Paving the way for the use of artificial intelligence

The project will then investigate whether and to what extent the anonymised/synthesised health data are suitable for analysis by artificial intelligence ("AI readiness"). It is especially problematic for AI methods when datasets are too small, not representative or too heterogeneous. The Health Data Lab will be facing such challenges when, as of the year 2023, persons insured with the statutory health insurance can release the data of their electronic patient record (ePA) for research purposes. This is made difficult because ePA data is often less structured than the billing data and, if only a few insured persons decide to release their data, AI analyses will become more complicated. Therefore, the HDL and the Fraunhofer Institute for Digital Medicine (MEVIS) are setting up a so-called "sandbox" system, i.e., a virtual room and user-friendly AI toolbox that allows testing specific possibilities in a protected environment. With this option, the HDL is paving the way for applications for research projects requiring AI methods.

These measures also aim at increasing the HDL 's connectedness within the European network. Results obtained can then support the development of European structures for utilising health data within the framework of international initiatives that the HDL is actively involved in (TEHDAS, DARWIN EU).

The research project is funded by the Federal Ministry of Health and is effective until 31 December 2024.

Dr Katharina Schneider

Dr. Katharina Schneider

The scientist has been working at the BfArM's Health Data Lab since June 2021. She is involved in the development of the HDL, especially with regard to the project management of national and international further development projects (e.g., KI-FDZ and TEHDAS). Dr Katharina Schneider is a member of the EMA DARWIN EU Advisory Board.

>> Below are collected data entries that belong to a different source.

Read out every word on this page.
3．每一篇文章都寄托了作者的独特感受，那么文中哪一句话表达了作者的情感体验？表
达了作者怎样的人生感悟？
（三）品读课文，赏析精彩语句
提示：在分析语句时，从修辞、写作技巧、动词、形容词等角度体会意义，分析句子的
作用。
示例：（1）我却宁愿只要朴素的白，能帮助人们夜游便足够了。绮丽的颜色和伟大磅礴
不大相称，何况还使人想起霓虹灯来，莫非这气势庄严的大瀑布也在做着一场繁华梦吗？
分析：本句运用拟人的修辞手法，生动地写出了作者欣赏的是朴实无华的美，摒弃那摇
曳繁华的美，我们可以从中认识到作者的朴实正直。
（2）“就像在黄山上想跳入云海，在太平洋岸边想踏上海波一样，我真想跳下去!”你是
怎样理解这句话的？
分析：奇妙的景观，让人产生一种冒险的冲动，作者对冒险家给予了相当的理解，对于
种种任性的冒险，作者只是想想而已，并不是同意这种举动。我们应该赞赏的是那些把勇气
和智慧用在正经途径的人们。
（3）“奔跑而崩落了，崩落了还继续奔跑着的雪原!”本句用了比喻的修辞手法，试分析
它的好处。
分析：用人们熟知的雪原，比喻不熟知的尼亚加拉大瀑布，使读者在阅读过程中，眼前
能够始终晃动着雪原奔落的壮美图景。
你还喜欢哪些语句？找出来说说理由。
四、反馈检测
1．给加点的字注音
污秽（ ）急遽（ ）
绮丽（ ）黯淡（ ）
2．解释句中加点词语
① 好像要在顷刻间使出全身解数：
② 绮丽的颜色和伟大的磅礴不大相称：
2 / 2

After studying human medicine at the University of Bonn, she was an assistant physician in the field of gynaecology and obstetrics from 2013 to 2014. From 2015 to 2019, she worked as a scientist in the research department of the BfArM with a specialist focus on pharmacogenomics and health services research. From 2019 to 2021, she was an expert at the Federal Office for Social Security (Unit "Data Protection for Supervisory Purposes") where her focus was on data permit activities and the further development of processes regarding transfer of social data for research purposes.